旅の仲間が増え、いろいろあって、またふたりに戻った。

出会いがあり、別れがあって、笑った日も、泣いた日も、超えて歩いた。


やがて、彼女は年老いて、道半ばで斃れた。

だから、僕は彼女の意志を継いで、娘さんを探すことにした。

僕は、彼女よりずっと寿命の長いドワーフだったから。


もしかしたら、娘さんは人間のままどこかへ逃げて、そのまま幸せな人生を送ったかもしれない。

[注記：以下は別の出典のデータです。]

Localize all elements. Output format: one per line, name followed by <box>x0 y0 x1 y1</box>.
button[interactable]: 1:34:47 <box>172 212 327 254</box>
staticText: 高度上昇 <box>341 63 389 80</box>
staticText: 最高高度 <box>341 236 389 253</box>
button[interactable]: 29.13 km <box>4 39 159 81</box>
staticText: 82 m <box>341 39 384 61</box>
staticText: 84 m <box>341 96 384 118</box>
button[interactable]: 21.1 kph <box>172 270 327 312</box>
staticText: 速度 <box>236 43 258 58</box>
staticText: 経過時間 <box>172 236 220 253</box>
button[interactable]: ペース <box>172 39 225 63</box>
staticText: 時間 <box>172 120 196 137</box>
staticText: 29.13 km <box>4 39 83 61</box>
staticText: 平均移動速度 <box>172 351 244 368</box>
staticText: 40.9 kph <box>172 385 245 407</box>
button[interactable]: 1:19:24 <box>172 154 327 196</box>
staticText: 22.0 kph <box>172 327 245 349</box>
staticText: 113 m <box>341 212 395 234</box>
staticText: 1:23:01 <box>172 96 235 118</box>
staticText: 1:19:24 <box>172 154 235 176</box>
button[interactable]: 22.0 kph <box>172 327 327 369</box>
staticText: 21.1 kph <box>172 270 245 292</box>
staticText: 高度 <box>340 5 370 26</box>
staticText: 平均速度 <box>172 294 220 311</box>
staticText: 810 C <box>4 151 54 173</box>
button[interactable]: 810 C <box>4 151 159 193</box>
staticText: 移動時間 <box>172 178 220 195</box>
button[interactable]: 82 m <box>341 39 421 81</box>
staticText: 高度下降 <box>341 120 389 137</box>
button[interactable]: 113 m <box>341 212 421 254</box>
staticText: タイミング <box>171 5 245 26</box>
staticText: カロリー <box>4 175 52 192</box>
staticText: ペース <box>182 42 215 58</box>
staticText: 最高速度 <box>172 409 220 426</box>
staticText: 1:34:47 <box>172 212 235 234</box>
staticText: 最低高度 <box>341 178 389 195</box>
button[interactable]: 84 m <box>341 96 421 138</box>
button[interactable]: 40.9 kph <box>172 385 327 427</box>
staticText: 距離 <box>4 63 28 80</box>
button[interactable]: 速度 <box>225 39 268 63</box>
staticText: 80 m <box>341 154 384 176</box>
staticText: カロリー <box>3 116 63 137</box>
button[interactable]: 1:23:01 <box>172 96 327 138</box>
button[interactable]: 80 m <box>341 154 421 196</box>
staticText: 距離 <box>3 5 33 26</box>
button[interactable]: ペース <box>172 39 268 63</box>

子どもや孫に囲まれて、幸せに年をとったのかもしれない。

そうだといいと心から思う。

その事実を確かめられたら、どんなにいいだろう。

そのときは、誰にも何も告げずに、僕はただ黙って立ち去るつもりだ。


だけど、もし、人間のままなら、どうして彼女や父親に連絡をしてこないのかとも思う。

辛い目にあった娘さんを、彼女や父親は、きっと温かく迎え入れただろう。

それは娘さんだって、分かっていたはず。

なのに、そうしなかったのは・・・やっぱり・・・ということか・・・


オークになった人間は、もはや、死ぬことも、年をとることもないのだという。

ひたすらに、満たされない飢餓感を抱えながら、永遠に生かされ続けるのだという。


娘さんを見つけたらどうするのか、まだ決めていない。

彼女がどうするつもりだったのかも、結局、聞きそびれてしまった。

いや、もしかしたら、彼女だって、それは決めていなかったのかもしれない。


彼女は娘さんを守ろうとしていた。

けど、結局は、騙すようなことをして別れたのが最後になった。

そのことを、彼女はずっと悔やんでいたんだと思う。


せめて、そのことだけは、娘さんに伝えたい。

たとえ、娘さんがもう、人間だったころのことは何も分からなくなっていても。

不器用な彼女が、娘さんのことを心から愛していたことだけは、なんとしても伝えたい。


そうして、僕の旅の、第二ステージは始まった。